D’importants effets indésirables
En cause : le prix des médicaments, commercialisés là-bas plusieurs centaines d’euros, sans remboursement, et pour plusieurs milliers de dollars aux Etats-Unis. En France, la Haute autorité de Santé (HAS) a confirmé début décembre le service médical rendu de ces produits, les engageant dans la voie du remboursement, ce qui pourrait rendre la prise en charge de longue durée plus facile. Encore faudrait-il que les patients résistent aux effets secondaires. Ils ne sont pas négligeables : jusqu’à 22 % des patients ressentent des nausées, et 17 % subissent des diarrhées ou de la constipation, selon les études.
Face à ce double constat, les experts appellent à plus d’études indépendantes pour comprendre comment mitiger les effets délétères, et pouvoir mettre en place des protocoles adaptés. "On a beaucoup moins de données sur la reprise de poids que sur les effets positifs du traitement. En ce moment, les experts discutent beaucoup de l’accompagnement des patients. Certains disaient que grâce au médicament, on pouvait abandonner les mesures sur l’alimentation, ou l’exercice physique, moi je n’y crois pas", indique le docteur Jean-Michel Oppert.

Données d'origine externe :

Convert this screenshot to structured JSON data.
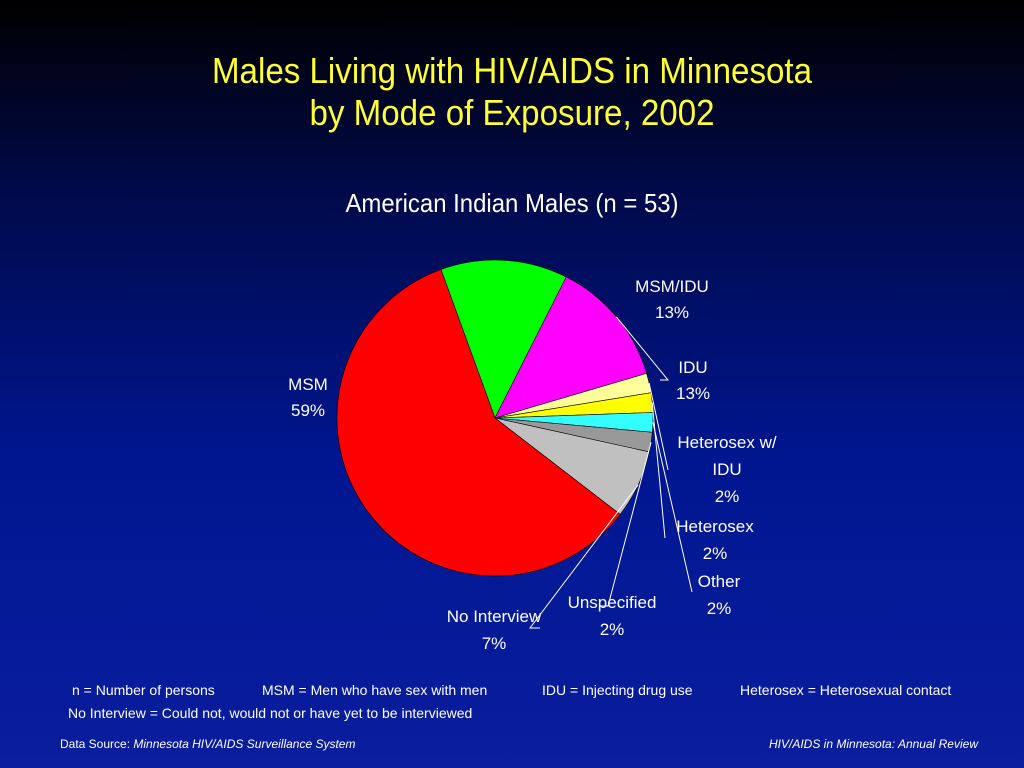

En cas d’arrêt, un suivi diététique et de l’activité physique adaptée sont importants, bien que limités. "Les données d’une étude danoise montrent un meilleur maintien du poids après amaigrissement chez les patients qui suivent un programme d’exercice structuré en même temps que le médicament GLP-1. Ceci montre l’importance des mesures de mode de vie - alimentation et activité physique - en parallèle au traitement", indique Jean-Michel Oppert. Dans un article publié en mars dans la Revue médicale suisse, les médecins des Hôpitaux universitaires de Genève recommandent également d’anticiper le sevrage, en réduisant petit à petit les doses. "Une diminution progressive (..) pourrait permettre à l’organisme de s’adapter plus efficacement […]" écrivent les experts. Le bon équilibre reste encore à trouver.